The new housing and the data centers should both be complete by 2027, Jacobson estimated. The time frame to complete the conversion to residences of the Bank of Italy tower wasn’t immediately clear.
“This will be closely coordinated with the city and PG&E,” Jacobson said. “We work with a lot of utility companies. PG&E is very forward-thinking and ambitious with how they deliver energy.”
Here are the downtown San Jose projects where data centers could sprout next to Westbank-built housing towers:
— Orchard Residential on a property known as the Valley Title site. Westbank’s current proposal envisions three housing towers, each 30 stories high, that together would produce 1,147 residential units in downtown San Jose’s trendy SoFA district at the corner of South First Street and East San Carlos Street.
— Terraine, a 17-story highrise with 345 apartments at 323 Terraine Street.

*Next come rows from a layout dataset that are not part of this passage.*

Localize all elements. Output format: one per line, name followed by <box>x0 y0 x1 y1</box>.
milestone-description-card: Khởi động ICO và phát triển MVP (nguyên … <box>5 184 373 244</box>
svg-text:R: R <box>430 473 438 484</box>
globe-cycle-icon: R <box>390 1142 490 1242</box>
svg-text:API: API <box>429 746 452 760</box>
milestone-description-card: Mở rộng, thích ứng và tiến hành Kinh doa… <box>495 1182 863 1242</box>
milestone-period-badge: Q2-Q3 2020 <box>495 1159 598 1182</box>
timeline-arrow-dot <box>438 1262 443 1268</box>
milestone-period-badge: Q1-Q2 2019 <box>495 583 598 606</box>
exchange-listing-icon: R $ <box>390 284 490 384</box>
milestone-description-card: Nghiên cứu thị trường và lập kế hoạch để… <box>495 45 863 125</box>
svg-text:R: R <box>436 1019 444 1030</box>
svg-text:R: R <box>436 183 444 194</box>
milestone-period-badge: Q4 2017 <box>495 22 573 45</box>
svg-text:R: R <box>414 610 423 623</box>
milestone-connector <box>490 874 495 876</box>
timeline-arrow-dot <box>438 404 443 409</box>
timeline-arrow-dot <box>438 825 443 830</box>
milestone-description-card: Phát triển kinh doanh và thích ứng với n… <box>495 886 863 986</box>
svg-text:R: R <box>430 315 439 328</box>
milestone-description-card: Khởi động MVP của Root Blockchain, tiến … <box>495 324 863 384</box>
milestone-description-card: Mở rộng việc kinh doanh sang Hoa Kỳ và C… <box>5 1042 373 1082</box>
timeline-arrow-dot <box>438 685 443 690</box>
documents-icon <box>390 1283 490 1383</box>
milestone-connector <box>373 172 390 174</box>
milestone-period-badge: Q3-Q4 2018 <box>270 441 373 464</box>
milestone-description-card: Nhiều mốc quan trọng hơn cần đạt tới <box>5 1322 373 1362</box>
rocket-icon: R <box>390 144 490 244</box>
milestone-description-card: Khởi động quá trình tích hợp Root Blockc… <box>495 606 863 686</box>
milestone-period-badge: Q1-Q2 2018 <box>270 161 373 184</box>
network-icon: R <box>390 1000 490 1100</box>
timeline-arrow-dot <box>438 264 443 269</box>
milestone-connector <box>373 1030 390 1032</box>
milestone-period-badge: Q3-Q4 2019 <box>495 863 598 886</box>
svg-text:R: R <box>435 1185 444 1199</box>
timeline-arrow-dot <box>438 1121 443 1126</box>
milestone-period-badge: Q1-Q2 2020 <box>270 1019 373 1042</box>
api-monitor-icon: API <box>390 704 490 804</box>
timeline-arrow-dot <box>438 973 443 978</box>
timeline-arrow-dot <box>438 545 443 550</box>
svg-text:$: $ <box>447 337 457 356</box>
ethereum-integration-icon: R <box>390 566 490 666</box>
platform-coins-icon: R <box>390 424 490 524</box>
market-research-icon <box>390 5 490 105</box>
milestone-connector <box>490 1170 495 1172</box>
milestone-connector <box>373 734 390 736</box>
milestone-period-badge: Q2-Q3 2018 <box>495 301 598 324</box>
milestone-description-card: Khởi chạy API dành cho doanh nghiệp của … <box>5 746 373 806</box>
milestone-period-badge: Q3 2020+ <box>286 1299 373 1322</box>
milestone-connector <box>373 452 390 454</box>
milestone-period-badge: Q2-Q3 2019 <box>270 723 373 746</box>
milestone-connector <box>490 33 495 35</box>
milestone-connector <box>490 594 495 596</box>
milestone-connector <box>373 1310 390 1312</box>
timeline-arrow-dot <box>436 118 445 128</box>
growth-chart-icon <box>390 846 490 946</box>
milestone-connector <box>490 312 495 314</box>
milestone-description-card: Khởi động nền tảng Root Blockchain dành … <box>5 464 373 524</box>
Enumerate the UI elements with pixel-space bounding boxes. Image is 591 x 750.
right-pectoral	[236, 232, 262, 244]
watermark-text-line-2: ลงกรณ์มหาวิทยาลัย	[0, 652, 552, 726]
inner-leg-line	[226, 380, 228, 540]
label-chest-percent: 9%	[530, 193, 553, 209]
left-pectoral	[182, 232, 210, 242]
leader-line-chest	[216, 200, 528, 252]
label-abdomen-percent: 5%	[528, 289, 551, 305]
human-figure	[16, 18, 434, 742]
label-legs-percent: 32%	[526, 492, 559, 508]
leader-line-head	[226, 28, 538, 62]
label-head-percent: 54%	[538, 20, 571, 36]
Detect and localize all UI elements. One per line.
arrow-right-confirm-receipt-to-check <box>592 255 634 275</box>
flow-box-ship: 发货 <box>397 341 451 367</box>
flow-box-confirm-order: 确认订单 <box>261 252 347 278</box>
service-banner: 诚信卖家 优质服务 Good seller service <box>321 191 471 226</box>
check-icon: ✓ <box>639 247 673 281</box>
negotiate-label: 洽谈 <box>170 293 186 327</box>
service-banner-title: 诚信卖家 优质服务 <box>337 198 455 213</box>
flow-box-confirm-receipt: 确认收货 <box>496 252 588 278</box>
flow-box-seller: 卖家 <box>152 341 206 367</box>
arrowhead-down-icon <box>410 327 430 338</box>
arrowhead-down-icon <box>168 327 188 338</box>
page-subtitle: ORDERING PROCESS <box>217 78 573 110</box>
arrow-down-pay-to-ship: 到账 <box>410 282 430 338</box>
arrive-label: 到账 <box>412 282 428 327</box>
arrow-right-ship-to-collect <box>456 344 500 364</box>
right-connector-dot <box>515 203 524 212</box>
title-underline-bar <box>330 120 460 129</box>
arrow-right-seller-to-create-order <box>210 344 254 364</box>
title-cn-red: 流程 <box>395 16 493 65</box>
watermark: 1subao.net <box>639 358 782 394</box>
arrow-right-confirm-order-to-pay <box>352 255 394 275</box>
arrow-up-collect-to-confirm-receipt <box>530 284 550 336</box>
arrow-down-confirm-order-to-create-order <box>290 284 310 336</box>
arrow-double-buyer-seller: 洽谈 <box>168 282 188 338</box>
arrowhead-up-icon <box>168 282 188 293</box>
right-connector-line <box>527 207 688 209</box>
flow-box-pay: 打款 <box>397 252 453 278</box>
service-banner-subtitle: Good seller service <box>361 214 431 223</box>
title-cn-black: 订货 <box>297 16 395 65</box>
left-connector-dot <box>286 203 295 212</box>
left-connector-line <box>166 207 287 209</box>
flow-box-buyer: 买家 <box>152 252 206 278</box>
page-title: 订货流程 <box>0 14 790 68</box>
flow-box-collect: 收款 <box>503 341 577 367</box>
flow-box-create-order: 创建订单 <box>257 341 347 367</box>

“When all is said and done, our housing portfolio in downtown San Jose will include over 4,000 residential units,” Jacobson said in a November interview with this news organization.
The concept of housing near data centers has sprouted in some villages in Scandinavia, according to Jacobson.
The idea of a downtown-wide energy district with green housing powered by data centers is a rarity, however.
“San Jose will be three years ahead of other major cities in the United States that are now kind of waking up to this idea,” Jacobson said.